Results and discussion
Identification of the differentially expressed genes
To identify differentially expressed genes in the presence of nod gene inducers six RNA-seq libraries were generated from CIAT 899 grown in the presence of apigenin (3.7 μM), salt (300 mM) or under control conditions. Two independent biological experiments were carried out for each condition, being the general features of each run shown in Additional file 1. Libraries were sequenced and a range of 54 to 210 million reads were obtained in each condition, indicating that similar amounts of data were generated independently of the growth condition. Three different RNA-seq metrics for quality control, such as GC content, duplicate distribution, and the distribution of respective genetic coordinates, were performed (Additional file 1).
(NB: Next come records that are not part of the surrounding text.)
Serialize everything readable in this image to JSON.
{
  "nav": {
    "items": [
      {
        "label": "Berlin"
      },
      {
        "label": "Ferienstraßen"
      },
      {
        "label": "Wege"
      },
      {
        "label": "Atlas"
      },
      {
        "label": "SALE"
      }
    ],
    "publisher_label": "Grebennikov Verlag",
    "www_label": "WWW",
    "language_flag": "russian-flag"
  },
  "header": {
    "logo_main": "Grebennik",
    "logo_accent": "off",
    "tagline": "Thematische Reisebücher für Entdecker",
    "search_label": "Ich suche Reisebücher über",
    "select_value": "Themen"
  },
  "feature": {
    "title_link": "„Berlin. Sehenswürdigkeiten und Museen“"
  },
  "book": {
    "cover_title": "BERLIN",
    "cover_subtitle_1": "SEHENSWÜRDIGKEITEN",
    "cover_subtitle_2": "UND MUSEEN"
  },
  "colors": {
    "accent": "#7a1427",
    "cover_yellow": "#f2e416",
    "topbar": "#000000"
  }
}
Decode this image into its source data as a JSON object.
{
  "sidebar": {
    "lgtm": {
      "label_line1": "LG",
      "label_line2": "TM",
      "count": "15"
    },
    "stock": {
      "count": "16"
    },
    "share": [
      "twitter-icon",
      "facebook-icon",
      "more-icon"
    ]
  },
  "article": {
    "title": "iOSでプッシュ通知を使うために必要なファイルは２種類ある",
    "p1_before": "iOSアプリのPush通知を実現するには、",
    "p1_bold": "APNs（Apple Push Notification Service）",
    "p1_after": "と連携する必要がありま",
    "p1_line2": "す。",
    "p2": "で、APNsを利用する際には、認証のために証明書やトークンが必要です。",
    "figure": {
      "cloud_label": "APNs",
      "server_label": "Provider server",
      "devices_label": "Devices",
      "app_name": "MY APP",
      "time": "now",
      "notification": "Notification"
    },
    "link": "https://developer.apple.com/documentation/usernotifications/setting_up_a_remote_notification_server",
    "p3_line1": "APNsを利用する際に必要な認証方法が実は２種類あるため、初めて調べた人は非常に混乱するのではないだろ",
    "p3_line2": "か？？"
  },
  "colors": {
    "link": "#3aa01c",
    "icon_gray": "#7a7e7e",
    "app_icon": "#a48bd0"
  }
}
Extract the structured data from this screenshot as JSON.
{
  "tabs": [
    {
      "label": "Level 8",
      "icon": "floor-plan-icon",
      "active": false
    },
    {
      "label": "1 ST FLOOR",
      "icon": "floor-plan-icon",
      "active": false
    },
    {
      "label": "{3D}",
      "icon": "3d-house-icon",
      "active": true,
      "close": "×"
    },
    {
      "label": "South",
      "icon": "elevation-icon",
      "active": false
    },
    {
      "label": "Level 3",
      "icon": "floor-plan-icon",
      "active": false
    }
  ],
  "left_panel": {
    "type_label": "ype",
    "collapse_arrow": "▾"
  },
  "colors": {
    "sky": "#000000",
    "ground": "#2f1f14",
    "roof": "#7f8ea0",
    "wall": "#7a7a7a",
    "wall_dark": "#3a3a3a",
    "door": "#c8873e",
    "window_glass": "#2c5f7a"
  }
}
Besides, before all subsequent analysis, a normalization of the quantitative data was performed to avoid statistical deviations due to differences in library and genetic sizes [22] (Additional file 1). Data set were validated by qRT-PCR (Table 1). In all cases, positive correlation degrees were obtained in fold-change values of the qRT-PCR and the RNA-seq data (Additional file 2).
Table 1.
Gene name | Locus tag | Nucleotide range | RNA-seq | qRT-PCR | ||
---|---|---|---|---|---|---|
Apigenin | Salt | Apigenin | Salt | |||
araC1 | RTCIAT899_CH06050 | 1238211_1239707 | 1.81 | 6.98 | 1.60 | 3.49 |
rpsL | RTCIAT899_CH07390 | 1516428_1516799 | −1.61 | 12.47 | 3.20 | 7.11 |
araC2 | RTCIAT899_CH14150 | 2846615_2847376 | −2.56 | −8.00 | 1.97 | 2.04 |
y4wE | RTCIAT899_PB00575 | 97717_98829 | 8.58 | 12.17 | 15.35 | 16.68 |
y4wF | RTCIAT899_PB00570 | 96476_97504 | 3.20 | 7.11 | 12.05 | 10.04 |
nodA2 | RTCIAT899_PB01095 | 192166_192756 | 10.30 | 9.81 | 13.90 | 17.00 |
hsnT | RTCIAT899_PB01100 | 192929_194854 | 7.27 | 5.94 | 25.67 | 12.50 |
nodF | RTCIAT899_PB01105 | 194950_195231 | 13.39 | 13.43 | 11.90 | 13.45 |
nodE | RTCIAT899_PB01110 | 195232_196440 | 10.37 | 11.94 | 16.74 | 13.78 |
nodA1 | RTCIAT899_PB01300 | 235667_236257 | 6.69 | 12.00 | 14.18 | 17.83 |
nodB | RTCIAT899_PB01305 | 236254_236913 | 11.4 | 19.01 | 8.55 | 16.30 |
nodC | RTCIAT899_PB01310 | 236925_238283 | 6.69 | 12.00 | 11.39 | 15.94 |
nodS | RTCIAT899_PB01315 | 238201_238917 | 7.53 | 12.89 | 6.03 | 10.03 |
nodU | RTCIAT899_PB01320 | 238953_240680 | 5.39 | 10.18 | 15.29 | 22.86 |
nodI | RTCIAT899_PB01325 | 240668_241582 | 6.59 | 12.48 | 7.58 | 11.89 |
nodJ | RTCIAT899_PB01330 | 241586_242371 | 4.98 | 10.15 | 3.92 | 15.83 |
nodH | RTCIAT899_PB01340 | 242956_243705 | 3.09 | 7.6 | 14.80 | 17.02 |
HP | RTCIAT899_PB01545 | 281777_282742 | 4.27 | 14.37 | 8.88 | 18.11 |
nodM | RTCIAT899_PB02710 | 502220_504046 | 2.43 | 5.85 | 5.69 | 12.58 |
HP | RTCIAT899_PC04980 | 1059004_1060056 | 1.32 | −4.22 | 1.14 | −5.38 |
R. tropici CIAT 899 genome contains 6289 genes distributed among one chromosome (3672 CDS, GeneBank number CP004015.1) and three different plasmids: pRtrCIAT899a/pA (212 CDS, GeneBank number CP004016.1), pRtrCIAT899b/pB/symbiotic plasmid (500 CDS, GeneBank number CP004017.1), and pRtrCIAT899c/pC (1905 CDS, GeneBank number CP004018.1) [17]. Differentially expressed genes in each condition were obtained using the statistical software R. Results revealed 19 differentially expressed genes when the bacterium was grown in the presence of apigenin (0.3 % of the genome) and 790 genes when the bacterium was grown under salt stress condition (12.5 % of the genome). In the first case, 15 genes were up-regulated (78.9 %) and located in the symbiotic plasmid, while the other 4 were down-regulated and distributed in the other replicons: chromosome (2) and plasmids A (1) and C (3) (Fig. 1a). With respect to the cultures supplemented with salt, the majority of genes were down-regulated (646, 81.6 %); only 144 genes were over-expressed representing 18.4 % of the differentially expressed genes (Fig. 1b). Replicon distribution revealed that most of these genes (723; 95 up-regulated and 628 down-regulated) were located in the chromosome, some in plasmid B (31; 30 up-regulated and 1 down-regulated) and the rest in plasmid C (36; 19 up-regulated and 17 down-regulated) (Fig. 1b).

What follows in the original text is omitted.